What the détente between Trump and a top antiabortion group suggests
If the 2024 GOP nomination process has begun to look like a coronation of Donald Trump, this event might epitomize it: A key antiabortion group this week suddenly signaled a more sympathetic posture to Trump, despite little indication that he has come to support the group’s position.
About three weeks ago, Susan B. Anthony Pro-Life America offered a remarkable criticism of the former president. Trump’s campaign had said he agreed with the Supreme Court in its Dobbs v. Jackson Women’s Health Organization decision that abortion is an “issue that should be decided at the state level.” The group made clear in no uncertain terms that this wasn’t good enough.
“President Trump’s assertion that the Supreme Court returned the issue of abortion solely to the states is a completely inaccurate reading of the Dobbs decision and is a morally indefensible position for a self-proclaimed pro-life presidential candidate to hold,” the group said.
It added that supporting a federal ban on abortion after 15 weeks was a must to earn its support. “We will oppose any presidential candidate who refuses to embrace at a minimum a 15-week national standard,” it said.

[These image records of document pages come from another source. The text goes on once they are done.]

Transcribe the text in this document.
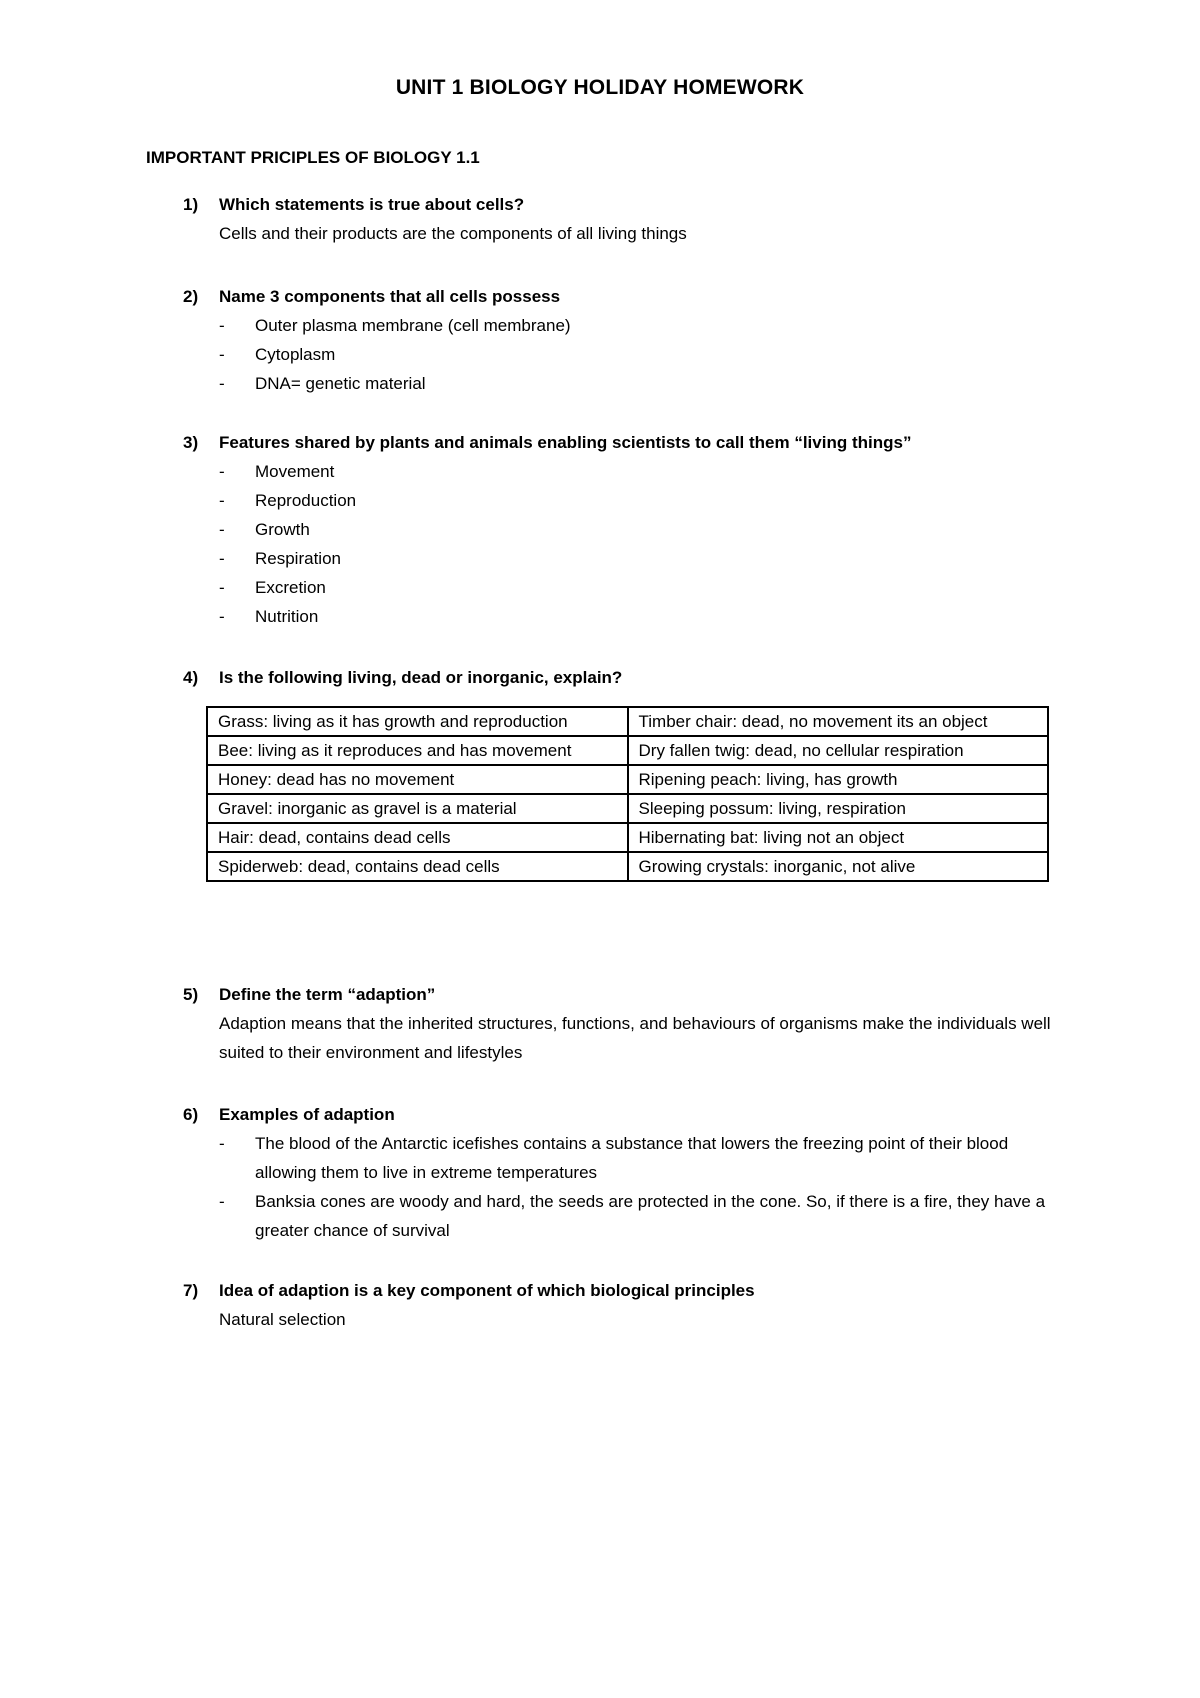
UNIT 1 BIOLOGY HOLIDAY HOMEWORK
IMPORTANT PRICIPLES OF BIOLOGY 1.1
1)	Which statements is true about cells?
Cells and their products are the components of all living things
2)	Name 3 components that all cells possess
- Outer plasma membrane (cell membrane)
- Cytoplasm
- DNA= genetic material
3)	Features shared by plants and animals enabling scientists to call them “living things”
- Movement
- Reproduction
- Growth
- Respiration
- Excretion
- Nutrition
4)	Is the following living, dead or inorganic, explain?
Grass: living as it has growth and reproduction	Timber chair: dead, no movement its an object
Bee: living as it reproduces and has movement	Dry fallen twig: dead, no cellular respiration
Honey: dead has no movement	Ripening peach: living, has growth
Gravel: inorganic as gravel is a material	Sleeping possum: living, respiration
Hair: dead, contains dead cells	Hibernating bat: living not an object
Spiderweb: dead, contains dead cells	Growing crystals: inorganic, not alive
5)	Define the term “adaption”
Adaption means that the inherited structures, functions, and behaviours of organisms make the individuals well suited to their environment and lifestyles
6)	Examples of adaption
- The blood of the Antarctic icefishes contains a substance that lowers the freezing point of their blood allowing them to live in extreme temperatures
- Banksia cones are woody and hard, the seeds are protected in the cone. So, if there is a fire, they have a greater chance of survival
7)	Idea of adaption is a key component of which biological principles
Natural selection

Late Monday, the group was singing a different tune and suggesting Trump had moved toward that position. But it’s hard to tell how.
Its president, Marjorie Dannenfelser, issued a statement after a meeting with Trump and Sen. Lindsey O. Graham (R-S.C.), the leader of the federal effort to ban abortion after 15 weeks. This statement was laudatory, calling the meeting “terrific.”
But the statement made no mention of whether Trump now supported a federal 15-week ban. The omission is striking considering that it did describe other positions Trump took on abortion, including:
“During the meeting, President Trump reiterated his opposition to the extreme Democratic position of abortion on demand, up until the moment of birth …”“President Trump reiterated that any federal legislation protecting these children would need to include the exceptions for life of the mother and in cases of rape and incest.”
Asked whether Trump addressed a federal 15-week ban in the meeting, Susan B. Anthony Pro-Life America (SBA) spokeswoman Mary Owens simply referred to the same statement. Asked whether the group still considered the policy a must-have, Owens said: “Yes.”
Trump has in recent weeks seemingly left the door ajar to supporting a federal 15-week ban. But he did so while offering one of his trademark nonspecific responses.
“We’ll get something done where everyone is going to be very satisfied,” Trump said in New Hampshire. “I think we’ll get it done on some level, it could be on different levels, but we’re going to get it done. I know the issue very well. I think I know the issue better than most, and we will get that taken care of.”
Some interpreted this as Trump saying he might sign such a federal ban, while others noted that Trump conspicuously declined to support such a ban.
As the National Review noted after a conversation with Dannenfelser on Tuesday, the new SBA statement didn’t necessarily signal support for Trump. Dannenfelser disputed the Associated Press’s initial characterization that she had “aligned herself” with Trump.
But it certainly cast him in a friendlier light than it did three weeks ago. The idea seems to be that Trump hued to SBA’s position somewhat by signaling support for rape, incest and life-of-the-mother exceptions in a federal ban. The conservative outlet labeled this “a softening of the position Trump’s spokesman had taken.”
Whether it actually is a softening? Trump has supported these exceptions before. Perhaps you could say that his saying he would insist upon them in the context of federal legislation means he is now more open to federal legislation than his campaign’s statement three weeks ago indicated. But for a former president with a history of nonspecific, all-things-to-all-people responses, that would seem to be pretty thin gruel.
It’s certainly something worth watching. The group’s remarks three weeks ago seemed to be a major statement of intent as it sought to apply real pressure on a former president who few in the conservative movement have dared to go after in such blunt terms. If antiabortion groups were suddenly going after Trump on this issue, it could complicate matters for him.
Of course, if Trump is going to waltz to the nomination regardless, the group’s tactic has relatively little leverage. And we’ve seen plenty of times before how Trump’s hold over the GOP base can cause potential allies to set aside their principles. (It’s already happened with the antiabortion movement. Back in 2016, leading antiabortion activists including Dannenfelser said Trump “cannot be trusted” during the primaries, before she ultimately strongly backed him as the GOP nominee.)
Trump clearly doesn’t want to touch this issue right now; we’ll see if he’ll actually be forced to.